スペイン語で「ナタ」は(液体表面上の)「皮膜」を意味し、「ナタ・デ・ココ」は「ココナッツの上澄み皮膜」を意味する[2]。
ココナッツ果実の内部に蓄えられたココナッツ水と呼ばれる液に、酢酸菌の一種アセトバクター・キシリナム(ナタ菌)を加えて発酵させ、表面から凝固し、一定の厚みになったところでさいの目に切り食用に供する。このゲル状物質は、ほとんど菌が合成するセルロースから成る[3]。寒天と似た外観ながら、イカのような独特の歯ごたえがある。カロリーが低く、食物繊維が豊富であるためダイエット食や特定保健用食品[4]としても利用される[5][6]。
日本での流行
食用以外での利用
以前からナタ・デ・ココと同質のものである産膜性の酢酸菌が生産するセルロース・ゲルは、均質なセルロース・コロイドのゲルであることから、スピーカーのコーン紙としてなどハイテク素材としての用途が模索されてきた[10]。

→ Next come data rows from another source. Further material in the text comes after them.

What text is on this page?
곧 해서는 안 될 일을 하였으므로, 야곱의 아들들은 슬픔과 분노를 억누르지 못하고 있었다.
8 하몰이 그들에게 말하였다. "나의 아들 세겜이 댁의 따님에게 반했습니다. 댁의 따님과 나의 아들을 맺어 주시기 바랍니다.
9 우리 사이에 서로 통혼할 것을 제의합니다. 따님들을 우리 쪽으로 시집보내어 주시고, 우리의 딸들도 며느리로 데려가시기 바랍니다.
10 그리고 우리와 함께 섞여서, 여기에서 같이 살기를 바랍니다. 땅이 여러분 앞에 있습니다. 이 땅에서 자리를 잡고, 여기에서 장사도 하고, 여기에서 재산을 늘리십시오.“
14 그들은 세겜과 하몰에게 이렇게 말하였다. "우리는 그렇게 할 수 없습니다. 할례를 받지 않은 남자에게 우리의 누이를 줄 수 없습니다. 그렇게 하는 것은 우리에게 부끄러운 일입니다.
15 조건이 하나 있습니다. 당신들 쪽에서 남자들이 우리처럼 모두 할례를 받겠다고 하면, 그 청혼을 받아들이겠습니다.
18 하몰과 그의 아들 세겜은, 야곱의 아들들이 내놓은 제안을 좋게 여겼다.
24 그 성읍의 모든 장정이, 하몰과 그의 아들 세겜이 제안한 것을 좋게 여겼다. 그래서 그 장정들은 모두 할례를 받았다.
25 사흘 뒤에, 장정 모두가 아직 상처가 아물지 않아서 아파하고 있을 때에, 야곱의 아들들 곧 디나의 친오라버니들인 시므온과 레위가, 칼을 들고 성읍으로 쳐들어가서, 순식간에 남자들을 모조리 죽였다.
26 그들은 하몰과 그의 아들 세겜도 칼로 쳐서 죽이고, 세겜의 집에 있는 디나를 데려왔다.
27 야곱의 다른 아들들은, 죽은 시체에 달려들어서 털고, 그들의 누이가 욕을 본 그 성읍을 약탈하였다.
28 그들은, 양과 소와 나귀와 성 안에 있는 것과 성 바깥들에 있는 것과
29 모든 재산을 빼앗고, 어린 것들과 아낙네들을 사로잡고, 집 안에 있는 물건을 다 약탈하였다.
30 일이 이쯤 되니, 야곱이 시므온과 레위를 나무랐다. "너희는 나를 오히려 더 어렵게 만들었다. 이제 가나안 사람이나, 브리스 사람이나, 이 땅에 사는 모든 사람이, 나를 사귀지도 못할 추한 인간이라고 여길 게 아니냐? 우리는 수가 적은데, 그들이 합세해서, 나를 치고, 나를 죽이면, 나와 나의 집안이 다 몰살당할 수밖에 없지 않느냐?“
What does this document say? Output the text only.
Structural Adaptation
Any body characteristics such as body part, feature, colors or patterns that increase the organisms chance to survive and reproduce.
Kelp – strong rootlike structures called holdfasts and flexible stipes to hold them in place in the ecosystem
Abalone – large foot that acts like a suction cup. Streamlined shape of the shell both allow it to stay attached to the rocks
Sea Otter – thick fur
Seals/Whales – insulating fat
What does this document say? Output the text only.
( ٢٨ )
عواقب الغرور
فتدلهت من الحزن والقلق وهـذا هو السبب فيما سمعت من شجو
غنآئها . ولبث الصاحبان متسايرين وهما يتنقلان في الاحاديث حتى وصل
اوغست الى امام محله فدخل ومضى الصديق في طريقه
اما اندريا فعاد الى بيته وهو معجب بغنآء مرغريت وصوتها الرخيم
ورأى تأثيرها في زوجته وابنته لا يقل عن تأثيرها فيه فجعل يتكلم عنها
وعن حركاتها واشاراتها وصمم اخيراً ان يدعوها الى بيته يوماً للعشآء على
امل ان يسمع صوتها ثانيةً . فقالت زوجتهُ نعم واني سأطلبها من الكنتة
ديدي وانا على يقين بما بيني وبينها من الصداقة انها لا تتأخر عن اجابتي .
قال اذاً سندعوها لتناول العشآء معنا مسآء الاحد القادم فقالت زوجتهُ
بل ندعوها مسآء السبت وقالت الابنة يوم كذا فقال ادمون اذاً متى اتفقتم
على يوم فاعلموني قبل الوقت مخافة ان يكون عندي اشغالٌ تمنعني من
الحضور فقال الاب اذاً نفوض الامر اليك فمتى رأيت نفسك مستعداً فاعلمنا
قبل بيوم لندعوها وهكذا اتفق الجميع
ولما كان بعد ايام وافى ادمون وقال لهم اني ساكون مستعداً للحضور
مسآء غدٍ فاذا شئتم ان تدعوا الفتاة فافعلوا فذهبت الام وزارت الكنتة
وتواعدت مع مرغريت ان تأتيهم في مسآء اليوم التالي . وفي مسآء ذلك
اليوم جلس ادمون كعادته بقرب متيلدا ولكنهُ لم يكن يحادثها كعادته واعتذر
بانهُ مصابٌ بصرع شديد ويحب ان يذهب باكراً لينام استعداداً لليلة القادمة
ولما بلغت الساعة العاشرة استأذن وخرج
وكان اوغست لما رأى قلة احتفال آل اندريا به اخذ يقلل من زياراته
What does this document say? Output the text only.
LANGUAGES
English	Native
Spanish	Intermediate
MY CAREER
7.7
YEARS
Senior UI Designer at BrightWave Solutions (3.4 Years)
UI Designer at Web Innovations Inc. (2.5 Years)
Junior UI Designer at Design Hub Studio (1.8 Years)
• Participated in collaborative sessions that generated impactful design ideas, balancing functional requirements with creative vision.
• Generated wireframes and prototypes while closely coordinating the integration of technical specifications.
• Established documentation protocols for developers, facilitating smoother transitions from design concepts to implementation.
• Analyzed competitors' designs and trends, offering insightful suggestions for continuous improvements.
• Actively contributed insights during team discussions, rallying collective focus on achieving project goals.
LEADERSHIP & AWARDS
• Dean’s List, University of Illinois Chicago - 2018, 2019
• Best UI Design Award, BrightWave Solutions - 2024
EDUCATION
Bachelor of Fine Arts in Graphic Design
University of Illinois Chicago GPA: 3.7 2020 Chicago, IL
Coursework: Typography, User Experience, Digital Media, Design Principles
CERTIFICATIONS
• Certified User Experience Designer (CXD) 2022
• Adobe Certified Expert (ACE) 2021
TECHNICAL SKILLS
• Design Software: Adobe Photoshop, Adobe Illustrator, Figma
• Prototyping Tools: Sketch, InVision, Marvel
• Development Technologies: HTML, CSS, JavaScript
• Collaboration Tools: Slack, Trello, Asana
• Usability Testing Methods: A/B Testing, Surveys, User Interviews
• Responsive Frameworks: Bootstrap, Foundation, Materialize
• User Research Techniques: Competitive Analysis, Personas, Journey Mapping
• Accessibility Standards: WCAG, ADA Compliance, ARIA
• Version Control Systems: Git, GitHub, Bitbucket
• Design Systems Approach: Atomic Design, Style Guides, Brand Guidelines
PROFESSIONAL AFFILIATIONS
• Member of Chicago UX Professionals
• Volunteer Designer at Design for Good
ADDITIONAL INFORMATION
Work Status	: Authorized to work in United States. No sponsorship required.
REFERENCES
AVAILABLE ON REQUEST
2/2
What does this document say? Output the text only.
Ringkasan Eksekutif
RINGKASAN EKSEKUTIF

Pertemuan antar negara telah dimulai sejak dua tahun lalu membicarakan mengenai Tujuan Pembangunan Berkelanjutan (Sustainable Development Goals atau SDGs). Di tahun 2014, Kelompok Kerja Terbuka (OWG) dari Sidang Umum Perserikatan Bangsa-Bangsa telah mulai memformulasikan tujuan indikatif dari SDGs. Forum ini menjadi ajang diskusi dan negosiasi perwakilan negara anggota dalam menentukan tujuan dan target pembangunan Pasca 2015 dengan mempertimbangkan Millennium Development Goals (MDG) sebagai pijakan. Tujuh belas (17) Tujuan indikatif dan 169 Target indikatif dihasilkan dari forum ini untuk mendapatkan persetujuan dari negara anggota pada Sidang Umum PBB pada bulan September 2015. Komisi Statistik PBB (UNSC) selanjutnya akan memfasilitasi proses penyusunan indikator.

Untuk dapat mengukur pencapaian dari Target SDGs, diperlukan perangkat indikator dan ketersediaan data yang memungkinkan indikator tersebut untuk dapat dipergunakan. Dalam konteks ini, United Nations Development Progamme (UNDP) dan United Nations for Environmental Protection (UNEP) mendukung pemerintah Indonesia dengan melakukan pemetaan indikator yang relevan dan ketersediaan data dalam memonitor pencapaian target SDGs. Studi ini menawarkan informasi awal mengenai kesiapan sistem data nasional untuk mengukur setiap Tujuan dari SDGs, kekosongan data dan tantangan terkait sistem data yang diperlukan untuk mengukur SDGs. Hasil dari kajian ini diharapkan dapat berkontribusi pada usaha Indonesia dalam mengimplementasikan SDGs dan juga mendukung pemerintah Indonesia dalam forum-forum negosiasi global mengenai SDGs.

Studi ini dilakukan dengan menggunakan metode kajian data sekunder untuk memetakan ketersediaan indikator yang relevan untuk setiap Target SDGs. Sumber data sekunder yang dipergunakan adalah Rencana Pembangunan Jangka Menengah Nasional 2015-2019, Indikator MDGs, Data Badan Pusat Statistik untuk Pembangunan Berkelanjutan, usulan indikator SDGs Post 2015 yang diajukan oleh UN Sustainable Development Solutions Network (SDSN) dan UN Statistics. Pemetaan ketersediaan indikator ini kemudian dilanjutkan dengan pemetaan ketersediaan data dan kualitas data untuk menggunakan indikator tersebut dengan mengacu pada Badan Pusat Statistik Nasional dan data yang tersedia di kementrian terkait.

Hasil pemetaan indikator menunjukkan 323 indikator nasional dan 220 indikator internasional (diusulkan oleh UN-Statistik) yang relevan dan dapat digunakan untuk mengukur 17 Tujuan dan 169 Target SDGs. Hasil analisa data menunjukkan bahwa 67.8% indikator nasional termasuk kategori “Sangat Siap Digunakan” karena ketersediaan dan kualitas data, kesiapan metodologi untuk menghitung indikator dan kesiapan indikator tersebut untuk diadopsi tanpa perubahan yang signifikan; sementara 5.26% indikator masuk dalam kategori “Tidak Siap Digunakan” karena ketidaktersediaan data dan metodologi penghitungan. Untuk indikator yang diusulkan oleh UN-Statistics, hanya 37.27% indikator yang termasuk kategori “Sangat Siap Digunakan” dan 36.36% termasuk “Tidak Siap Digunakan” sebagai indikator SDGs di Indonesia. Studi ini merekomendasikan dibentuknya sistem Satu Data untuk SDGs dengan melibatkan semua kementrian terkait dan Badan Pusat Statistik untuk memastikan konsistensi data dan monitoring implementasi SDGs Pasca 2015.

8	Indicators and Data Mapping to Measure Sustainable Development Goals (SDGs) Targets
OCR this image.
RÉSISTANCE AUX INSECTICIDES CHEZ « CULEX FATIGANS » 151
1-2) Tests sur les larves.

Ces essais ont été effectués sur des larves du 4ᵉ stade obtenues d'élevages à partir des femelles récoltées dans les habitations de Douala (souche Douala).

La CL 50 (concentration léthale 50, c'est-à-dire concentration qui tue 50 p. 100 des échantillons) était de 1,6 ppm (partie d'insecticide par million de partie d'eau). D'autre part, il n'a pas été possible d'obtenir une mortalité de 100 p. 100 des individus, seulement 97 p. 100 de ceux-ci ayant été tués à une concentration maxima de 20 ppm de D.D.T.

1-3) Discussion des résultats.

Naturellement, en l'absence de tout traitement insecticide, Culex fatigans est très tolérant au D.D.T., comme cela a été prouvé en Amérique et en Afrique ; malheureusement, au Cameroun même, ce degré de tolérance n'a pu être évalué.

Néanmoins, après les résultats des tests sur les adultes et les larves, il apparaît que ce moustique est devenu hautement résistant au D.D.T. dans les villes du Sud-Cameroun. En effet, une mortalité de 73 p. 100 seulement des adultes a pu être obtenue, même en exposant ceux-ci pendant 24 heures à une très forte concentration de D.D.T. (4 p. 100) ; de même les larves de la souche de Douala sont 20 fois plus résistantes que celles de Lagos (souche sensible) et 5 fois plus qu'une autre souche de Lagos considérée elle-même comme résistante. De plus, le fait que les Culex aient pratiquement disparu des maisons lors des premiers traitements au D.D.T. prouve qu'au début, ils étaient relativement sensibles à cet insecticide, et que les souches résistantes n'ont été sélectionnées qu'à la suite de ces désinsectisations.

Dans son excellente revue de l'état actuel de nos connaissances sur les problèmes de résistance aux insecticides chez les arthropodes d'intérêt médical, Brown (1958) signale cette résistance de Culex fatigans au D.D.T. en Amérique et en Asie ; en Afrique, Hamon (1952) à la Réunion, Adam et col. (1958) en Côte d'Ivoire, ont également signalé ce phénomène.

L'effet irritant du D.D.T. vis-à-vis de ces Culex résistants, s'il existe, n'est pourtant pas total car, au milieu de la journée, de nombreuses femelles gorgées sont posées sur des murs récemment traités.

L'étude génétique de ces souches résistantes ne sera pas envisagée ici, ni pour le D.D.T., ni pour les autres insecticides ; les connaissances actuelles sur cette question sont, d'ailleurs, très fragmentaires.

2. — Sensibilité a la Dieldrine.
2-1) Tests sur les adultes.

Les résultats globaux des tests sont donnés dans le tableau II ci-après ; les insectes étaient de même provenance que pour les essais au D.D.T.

ナタ・デ・ココの成分の99%が水分、残りの1%が繊維質であることに着目し、水分を飛ばして乾燥したナタ・デ・ココの繊維質に合成樹脂を浸透させ、有機ELディスプレイの透明基板として使用する研究が2000年代に行われていた。既存のガラス製パネルでは不可能だった、石英ガラス並みの低熱膨張性を備え、しなやかで折り曲げ可能な薄型ディスプレイを再生産可能な植物原料から製造することができて、さらにガラス製パネルよりも安価に製造が可能であることから、薄型ディスプレイのコスト削減に繋がることが期待できるとされていた[11][12]。